ISTO PREJUDICA A CULTURA


Eu mostrei num artigo os erros de português e de latim do professor Luiz Geraldo Fonseca e Guerra, o mestre que lá no Recife se acha realmente numa posição superior, pois ele mora no alto do Mandu, o seu Olimpo, lugar de onde lança raios como um Júpiter pernambucano. Gosto muito do Recife e dos recifenses, dos nomes antigos dos seus becos e de suas ruas: Beco da Luxúria, Beco do Cirigado, Rua do Fogo, Rua do Peixe Frito, Rua dos Sete Peados Mortais... São lindos o Teatro Santa Isabel, os sobrados do Cais Martins de Barros, os rios Capibaribe, Beberibe e Jaboatão. E as frutas da capital de Pernambuco? O sabor afrodisíaco da manga, da mangaba, do caju, do sapoti, do abacaxi, do tamarindo! Pois é, gosto tanto do Recife e dos recifenses, que chego até a gostar do professor Guerra!
Mas voltemos ao nosso assunto. Apreciem uma confissão desse professor:
“...sou homem de um único livro.”
Isto significa que o trovejante pedagogo do Alto do Mandu só lê um livro, como ele declarou: um exemplar de uma edição, de 1966, do Pequeno dicionário brasileiro da língua portuguesa, do Aurélio Buarque de Holanda. E incoerente, o professor Guerra é admirador da seguinte frase:
“Timeo hominem unius libri”
(“Temo o homem de um só livro”)
Salienta Renzo Tosi, no Dizionario delle sentenze latine e greche, lançado em Milão no ano de 1991, pelo Editora Rizzoli: esta máxima de origem desconhecida, é atribuída a Santo Tomás de Aquino e serve “para ridicularizar a pessoa que, tendo uma única leitura, pretende conhecer  a fundo determinado assunto, ensiná-lo e dissertar sobre ele”. Aliás, Renzo Tosi citou três variantes da máxima. Uma é em italiano:
“Dio mi guardi da chi studia un libro solo”

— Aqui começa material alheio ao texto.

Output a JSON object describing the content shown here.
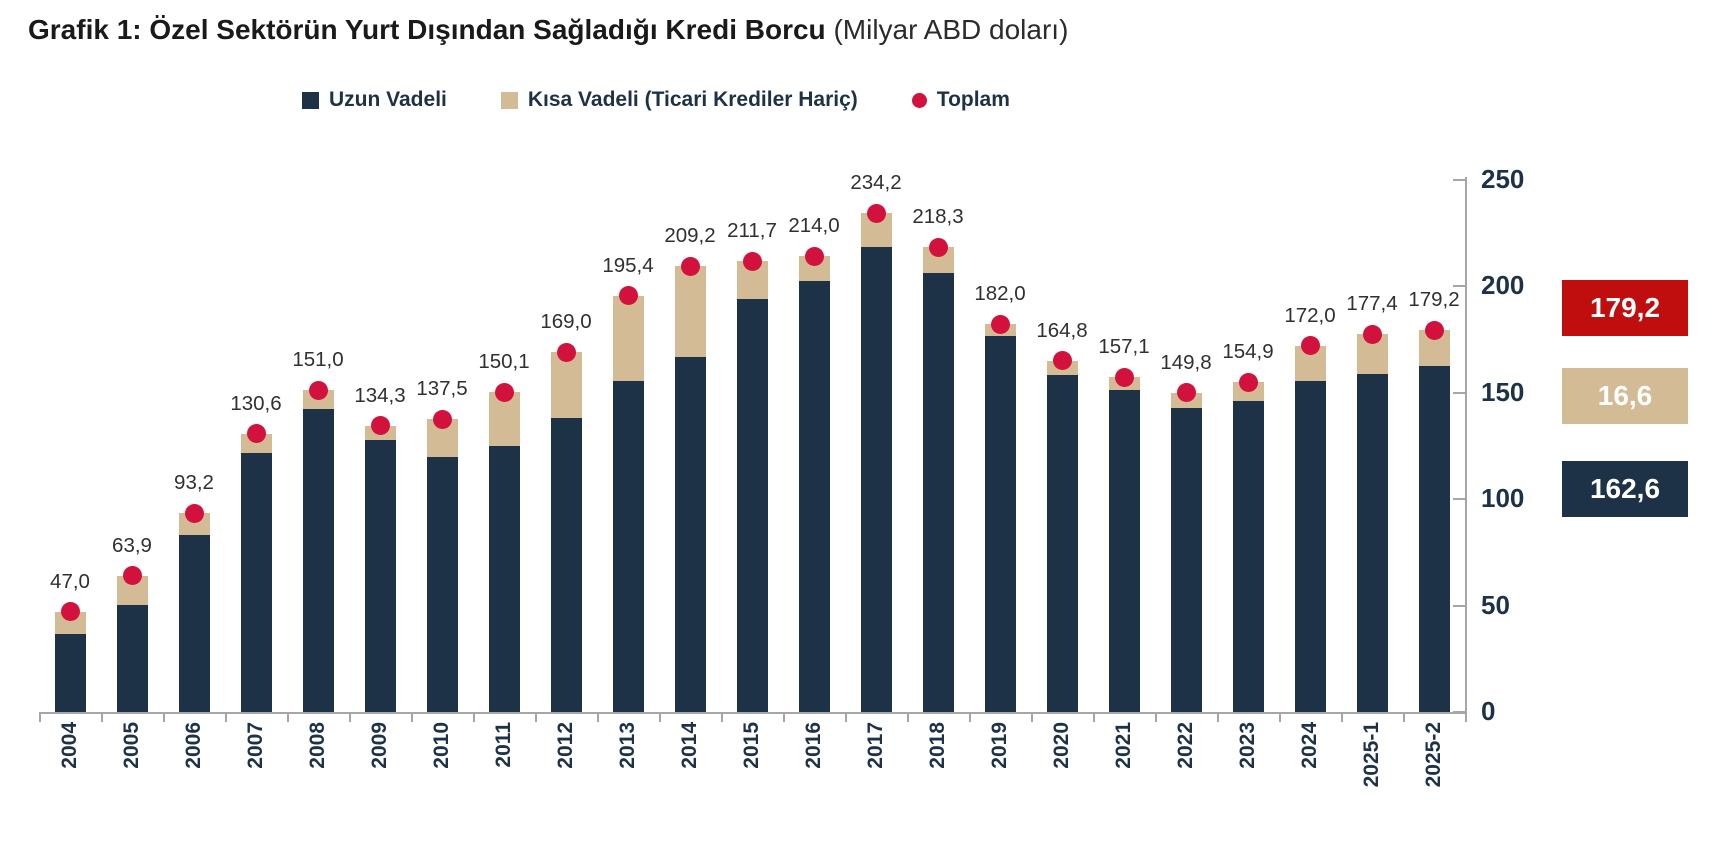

(“Deus me proteja de quem estuda num só livro”)
Renzo alude à “troça que se faz do padre que só reza missa se tiver o missal diante de si”. Ora, o professor Luiz Geraldo se orgulha de ser “homem de um único livro”... Professor, meu angélico professor, isto é perigoso para a sua pessoa, é perigosíssimo! É tão perigoso como só comer, todos os dias, uma salada de alfaces e de pepinos. Veja, professor, assim como o nosso organismo precisa de alimentos mais substanciosos, ricos em proteínas, vitaminas e sais minerais, o nosso cérebro, o nosso espírito, a nossa cultura, também não podem ser nutridos apenas com um só livro. Percorrer o texto de um só livro, ao longo da vida, é o mesmo que limitar a visão da nossa mente. É a miopia do intelecto, mas sem óculos...

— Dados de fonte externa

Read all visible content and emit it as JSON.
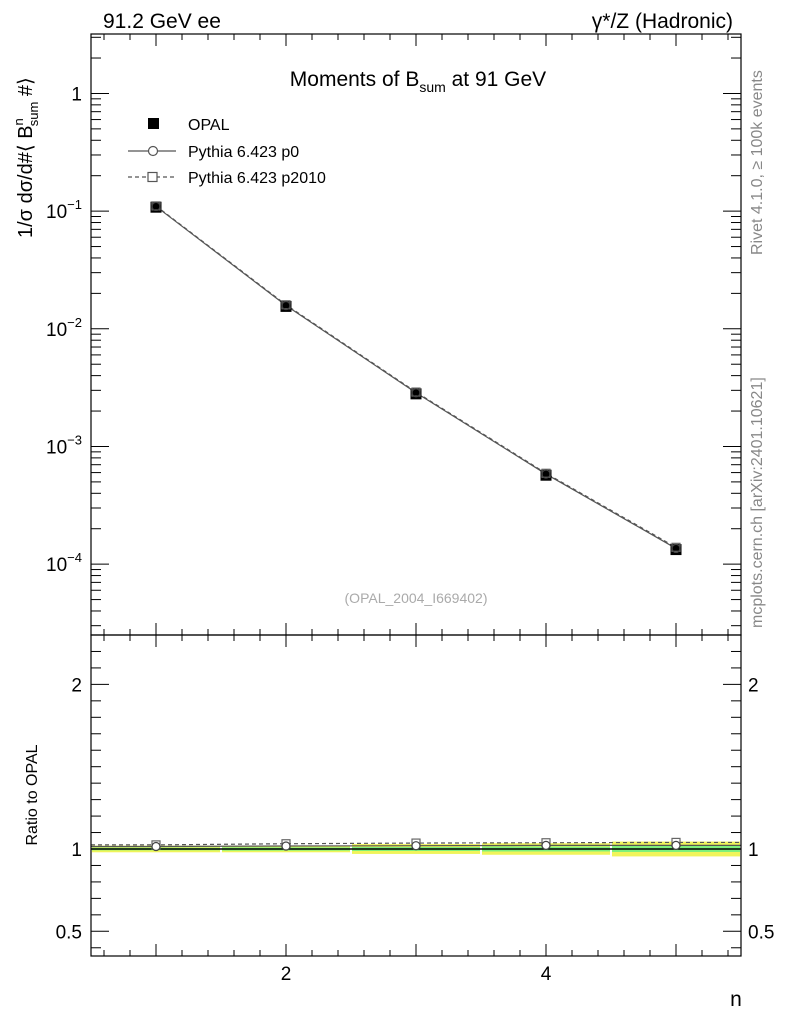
{
  "header": {
    "left": "91.2 GeV ee",
    "right": "γ*/Z (Hadronic)"
  },
  "side_labels": {
    "rivet": "Rivet 4.1.0, ≥ 100k events",
    "mcplots": "mcplots.cern.ch [arXiv:2401.10621]"
  },
  "chart_data": [
    {
      "type": "scatter",
      "title": "Moments of B_sum at 91 GeV",
      "title_parts": {
        "pre": "Moments of B",
        "sub": "sum",
        "post": " at 91 GeV"
      },
      "ylabel": "1/σ  dσ/d#⟨ B^n_sum #⟩",
      "ylabel_parts": {
        "a": "1/σ  dσ/d#⟨ B",
        "sup": "n",
        "sub": "sum",
        "b": " #⟩"
      },
      "xlabel": "n",
      "yscale": "log",
      "xlim": [
        0.5,
        5.5
      ],
      "ylim": [
        2.5e-05,
        3.2
      ],
      "y_ticks": [
        {
          "value": 1,
          "label": "1"
        },
        {
          "value": 0.1,
          "base": "10",
          "exp": "−1"
        },
        {
          "value": 0.01,
          "base": "10",
          "exp": "−2"
        },
        {
          "value": 0.001,
          "base": "10",
          "exp": "−3"
        },
        {
          "value": 0.0001,
          "base": "10",
          "exp": "−4"
        }
      ],
      "x": [
        1,
        2,
        3,
        4,
        5
      ],
      "series": [
        {
          "name": "OPAL",
          "marker": "filled-square",
          "values": [
            0.108,
            0.0155,
            0.0028,
            0.00057,
            0.000133
          ]
        },
        {
          "name": "Pythia 6.423 p0",
          "marker": "open-circle",
          "line": "solid",
          "values": [
            0.1096,
            0.01578,
            0.00286,
            0.000583,
            0.000136
          ]
        },
        {
          "name": "Pythia 6.423 p2010",
          "marker": "open-square",
          "line": "dashed",
          "values": [
            0.1107,
            0.016,
            0.0029,
            0.000592,
            0.000139
          ]
        }
      ],
      "legend_position": "top-left",
      "annotation": "(OPAL_2004_I669402)"
    },
    {
      "type": "line",
      "ylabel": "Ratio to OPAL",
      "xlabel": "n",
      "ylim": [
        0.35,
        2.3
      ],
      "xlim": [
        0.5,
        5.5
      ],
      "y_ticks": [
        {
          "value": 2,
          "label": "2"
        },
        {
          "value": 1,
          "label": "1"
        },
        {
          "value": 0.5,
          "label": "0.5"
        }
      ],
      "x_ticks": [
        {
          "value": 2,
          "label": "2"
        },
        {
          "value": 4,
          "label": "4"
        }
      ],
      "x": [
        1,
        2,
        3,
        4,
        5
      ],
      "series": [
        {
          "name": "Pythia 6.423 p0",
          "values": [
            1.015,
            1.018,
            1.02,
            1.022,
            1.022
          ]
        },
        {
          "name": "Pythia 6.423 p2010",
          "values": [
            1.025,
            1.032,
            1.036,
            1.038,
            1.04
          ]
        }
      ],
      "uncertainty_band": {
        "total": [
          0.02,
          0.02,
          0.03,
          0.035,
          0.045
        ],
        "stat": [
          0.008,
          0.01,
          0.012,
          0.015,
          0.018
        ]
      },
      "colors": {
        "band_total": "#f0f45a",
        "band_stat": "#7cf07c",
        "reference": "#000000",
        "mc": "#555555"
      }
    }
  ]
}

Os nazistas só liam um livro, o Mein Kampf (“Minha Luta”) de Adolf Hitler, e dessa obra repleta de ódio louco, selvagem, nasceu a fúria monstruosa dos fanáticos seguidores do Führer do Terceiro Reich contra a democracia representativa, os direitos humanos, a liberdade de imprensa, de expressão e de religião, o sadismo contra as raças, que eles chamavam de “inferiores”, dos judeus, ciganos, eslavos, índios e negros.

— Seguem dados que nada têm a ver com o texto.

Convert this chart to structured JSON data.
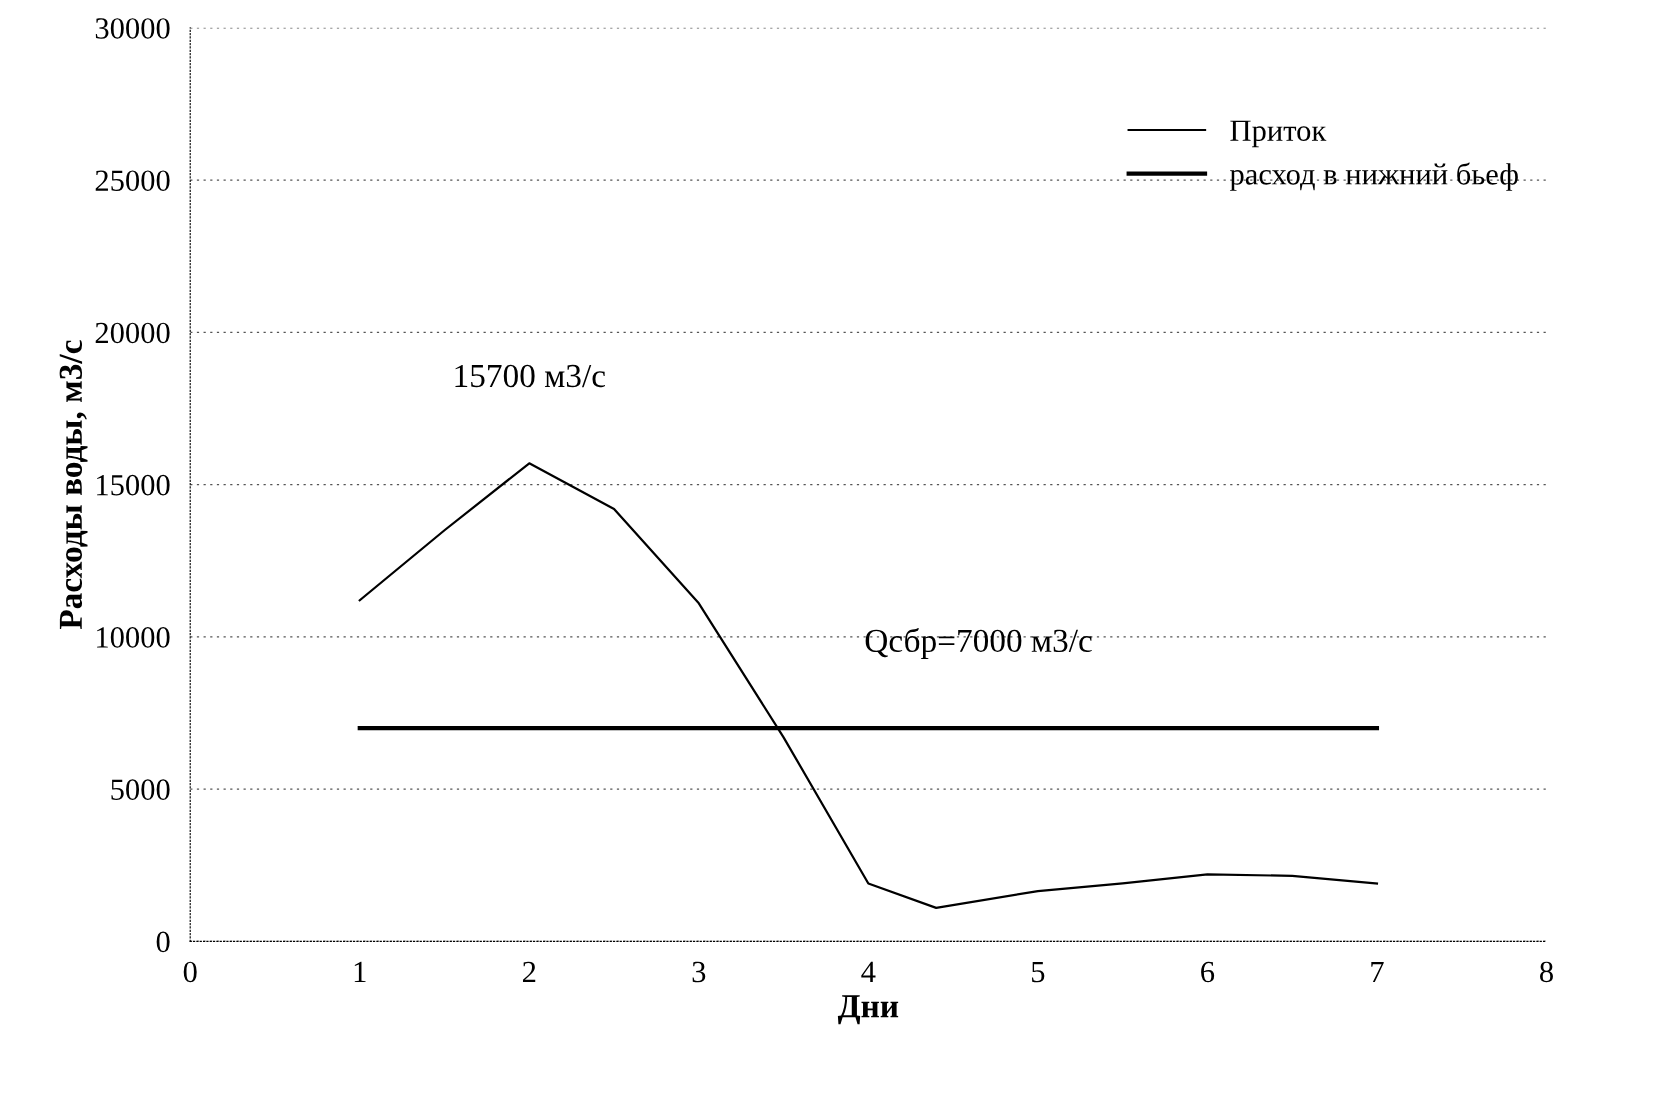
{
  "chart_data": {
    "type": "line",
    "xlabel": "Дни",
    "ylabel": "Расходы воды, м3/с",
    "xlim": [
      0,
      8
    ],
    "xticks": [
      0,
      1,
      2,
      3,
      4,
      5,
      6,
      7,
      8
    ],
    "ylim": [
      0,
      30000
    ],
    "yticks": [
      0,
      5000,
      10000,
      15000,
      20000,
      25000,
      30000
    ],
    "grid": "y",
    "legend": "top right",
    "marker": "none",
    "series": [
      {
        "name": "Приток",
        "color": "#000000",
        "x": [
          1,
          1.5,
          2,
          2.5,
          3,
          3.5,
          4,
          4.4,
          5,
          5.5,
          6,
          6.5,
          7
        ],
        "values": [
          11200,
          13500,
          15700,
          14200,
          11100,
          6700,
          1900,
          1100,
          1650,
          1900,
          2200,
          2150,
          1900
        ],
        "line_style": "solid"
      },
      {
        "name": "расход в нижний бьеф",
        "color": "#000000",
        "x": [
          1,
          7
        ],
        "values": [
          7000,
          7000
        ],
        "line_style": "solid"
      }
    ],
    "annotations": [
      {
        "text": "15700 м3/с",
        "x": 2,
        "y": 15700
      },
      {
        "text": "Qсбр=7000 м3/с",
        "x": 4.65,
        "y": 7000
      }
    ]
  }
}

Lamentou o escritor e poeta inglês Georg Herbert (1593-1633) na sua obra Jacula Prudentum:
(“ai de quem não lê mais que um livro!”)
(“Woe to him that reads but one book”)
Ficar a vida inteira lendo um único livro é como só conseguir ver uma árvore, ao penetrar em esplêndida e imensa floresta tropical.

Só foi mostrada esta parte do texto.